There isn’t much you can do if your boss tells you they won’t be able to make employer pension contributions for the foreseeable future.
“There is no legal obligation – except a contractual obligation – for an employer to offer a pension plan,” said Peter Griffin, director of APT Workplace Pensions. “Technically, an employer can say that they had hoped to restart pension contributions but cannot afford it – as long as this is communicated to staff, there is not much that an employee can do. Employment contracts often include a clause stating that an employer can terminate the employer’s pension contributions and wind up the pension scheme at any time. If, however, an employer unilaterally decided that it was going to stop paying employer pension contributions because they could no longer afford them – but had never told the members of the pension plan that they would was going to do so, it would have been a violation of a number of pension rules.

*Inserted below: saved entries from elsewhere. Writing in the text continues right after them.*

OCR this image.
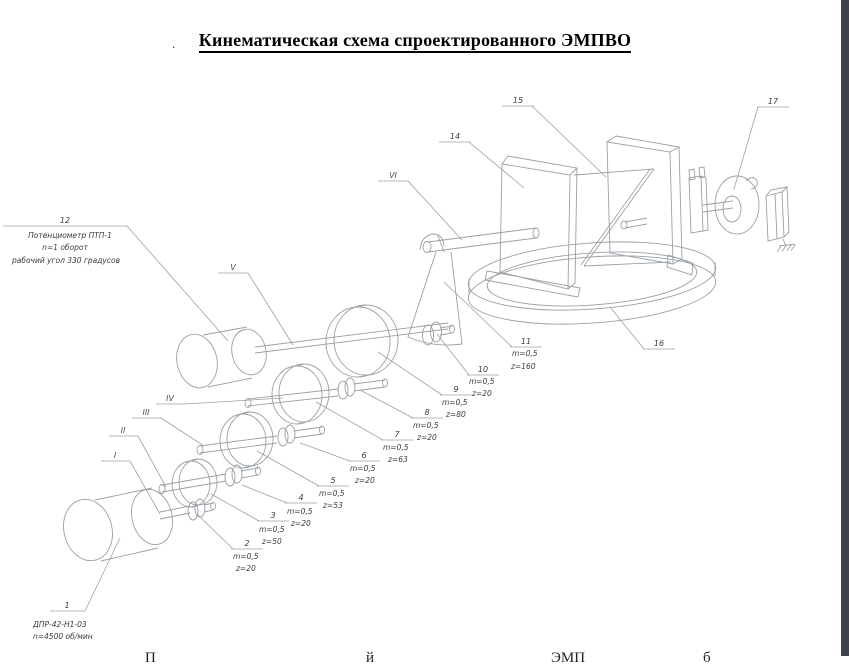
.	Кинематическая схема спроектированного ЭМПВО
1
ДПР-42-Н1-03
n=4500 об/мин
2
m=0,5
z=20
3
m=0,5
z=50
4
m=0,5
z=20
5
m=0,5
z=53
6
m=0,5
z=20
7
m=0,5
z=63
8
m=0,5
z=20
9
m=0,5
z=80
10
m=0,5
z=20
11
m=0,5
z=160
12
Потенциометр ПТП-1
n=1 оборот
рабочий угол 330 градусов
14
15
16
17
I
II
III
IV
V
VI
П	й	ЭМП	б
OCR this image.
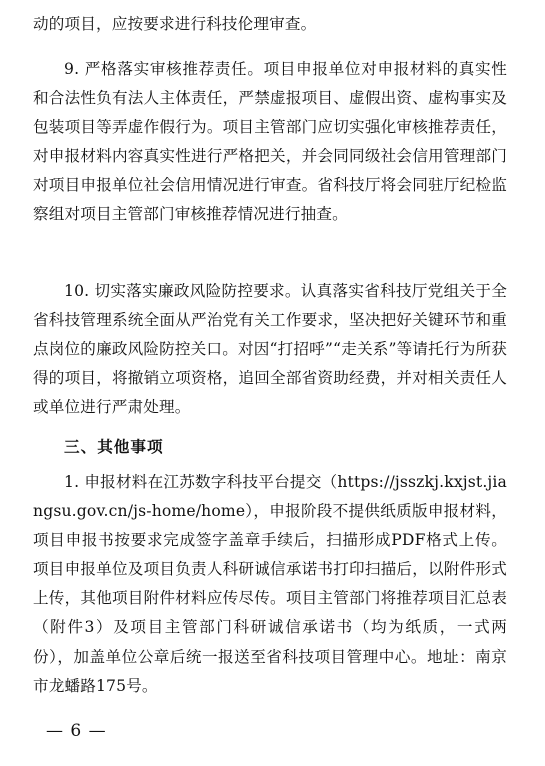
动的项目，应按要求进行科技伦理审查。

9. 严格落实审核推荐责任。项目申报单位对申报材料的真实性和合法性负有法人主体责任，严禁虚报项目、虚假出资、虚构事实及包装项目等弄虚作假行为。项目主管部门应切实强化审核推荐责任，对申报材料内容真实性进行严格把关，并会同同级社会信用管理部门对项目申报单位社会信用情况进行审查。省科技厅将会同驻厅纪检监察组对项目主管部门审核推荐情况进行抽查。

10. 切实落实廉政风险防控要求。认真落实省科技厅党组关于全省科技管理系统全面从严治党有关工作要求，坚决把好关键环节和重点岗位的廉政风险防控关口。对因“打招呼”“走关系”等请托行为所获得的项目，将撤销立项资格，追回全部省资助经费，并对相关责任人或单位进行严肃处理。

三、其他事项

1. 申报材料在江苏数字科技平台提交（https://jsszkj.kxjst.jiangsu.gov.cn/js-home/home），申报阶段不提供纸质版申报材料，项目申报书按要求完成签字盖章手续后，扫描形成PDF格式上传。项目申报单位及项目负责人科研诚信承诺书打印扫描后，以附件形式上传，其他项目附件材料应传尽传。项目主管部门将推荐项目汇总表（附件3）及项目主管部门科研诚信承诺书（均为纸质，一式两份），加盖单位公章后统一报送至省科技项目管理中心。地址：南京市龙蟠路175号。

— 6 —
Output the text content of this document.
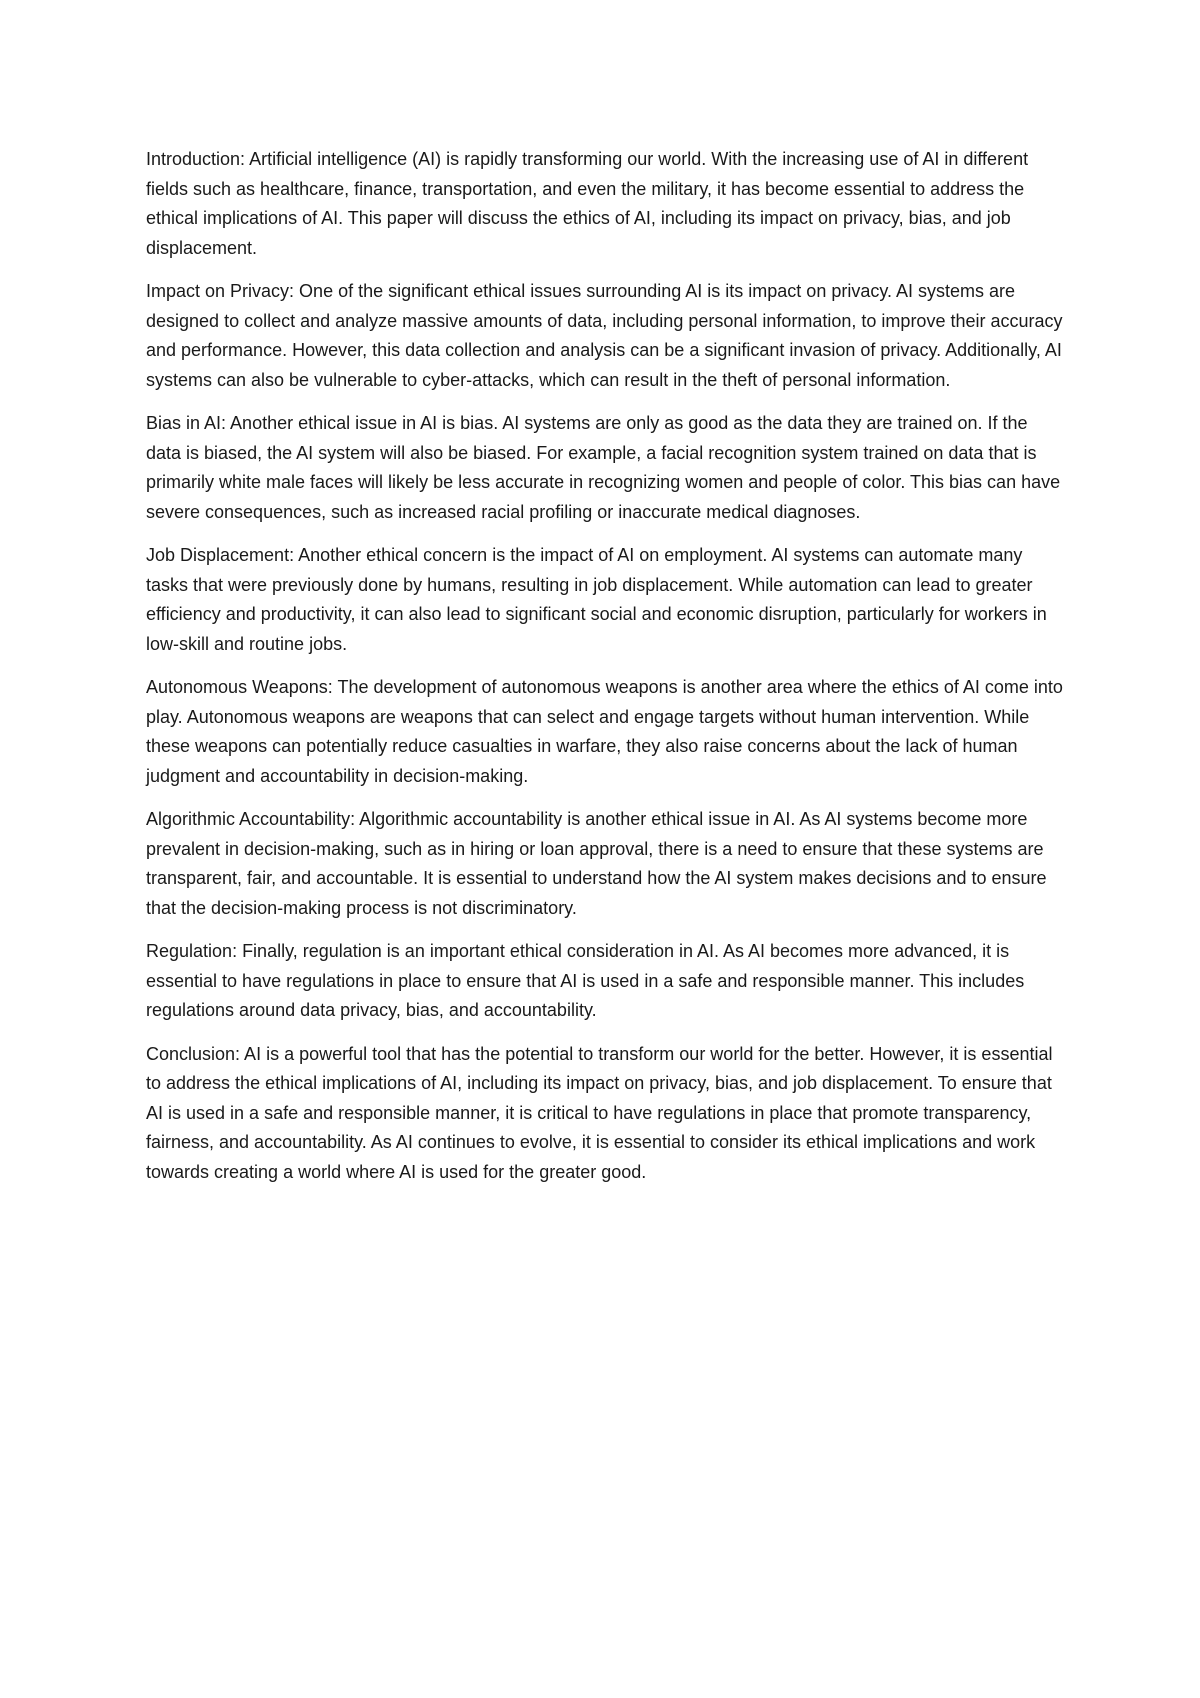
Introduction: Artificial intelligence (AI) is rapidly transforming our world. With the increasing use of AI in different fields such as healthcare, finance, transportation, and even the military, it has become essential to address the ethical implications of AI. This paper will discuss the ethics of AI, including its impact on privacy, bias, and job displacement.

Impact on Privacy: One of the significant ethical issues surrounding AI is its impact on privacy. AI systems are designed to collect and analyze massive amounts of data, including personal information, to improve their accuracy and performance. However, this data collection and analysis can be a significant invasion of privacy. Additionally, AI systems can also be vulnerable to cyber-attacks, which can result in the theft of personal information.

Bias in AI: Another ethical issue in AI is bias. AI systems are only as good as the data they are trained on. If the data is biased, the AI system will also be biased. For example, a facial recognition system trained on data that is primarily white male faces will likely be less accurate in recognizing women and people of color. This bias can have severe consequences, such as increased racial profiling or inaccurate medical diagnoses.

Job Displacement: Another ethical concern is the impact of AI on employment. AI systems can automate many tasks that were previously done by humans, resulting in job displacement. While automation can lead to greater efficiency and productivity, it can also lead to significant social and economic disruption, particularly for workers in low-skill and routine jobs.

Autonomous Weapons: The development of autonomous weapons is another area where the ethics of AI come into play. Autonomous weapons are weapons that can select and engage targets without human intervention. While these weapons can potentially reduce casualties in warfare, they also raise concerns about the lack of human judgment and accountability in decision-making.

Algorithmic Accountability: Algorithmic accountability is another ethical issue in AI. As AI systems become more prevalent in decision-making, such as in hiring or loan approval, there is a need to ensure that these systems are transparent, fair, and accountable. It is essential to understand how the AI system makes decisions and to ensure that the decision-making process is not discriminatory.

Regulation: Finally, regulation is an important ethical consideration in AI. As AI becomes more advanced, it is essential to have regulations in place to ensure that AI is used in a safe and responsible manner. This includes regulations around data privacy, bias, and accountability.

Conclusion: AI is a powerful tool that has the potential to transform our world for the better. However, it is essential to address the ethical implications of AI, including its impact on privacy, bias, and job displacement. To ensure that AI is used in a safe and responsible manner, it is critical to have regulations in place that promote transparency, fairness, and accountability. As AI continues to evolve, it is essential to consider its ethical implications and work towards creating a world where AI is used for the greater good.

To compensate for any definitive loss of employer contributions to a company pension plan, increase your personal contributions or pay Additional Voluntary Contributions (supplementary pension payment). Make sure, however, that you do not increase your contributions to a level that does not allow you to receive full tax relief for pensions. Also, be sure to ask your employer to restart your own personal contributions to your company pension – if you put them on hold during the pandemic and haven’t reactivated them yet. The same goes for any Personal Retirement Savings Account (PRSA) you have.
On your tax return, check if you have lost other retirement benefits, such as death in the course of employment (a non-taxable lump sum paid by your employer if you die while employed by the company) or income protection insurance (which pays a percentage of your income if illness or injury prevents you from working), especially if employer pension contributions have been reduced.
This also applies to other office perks you had before Covid – don’t assume everything will be the same as before the March 2019 office exodus.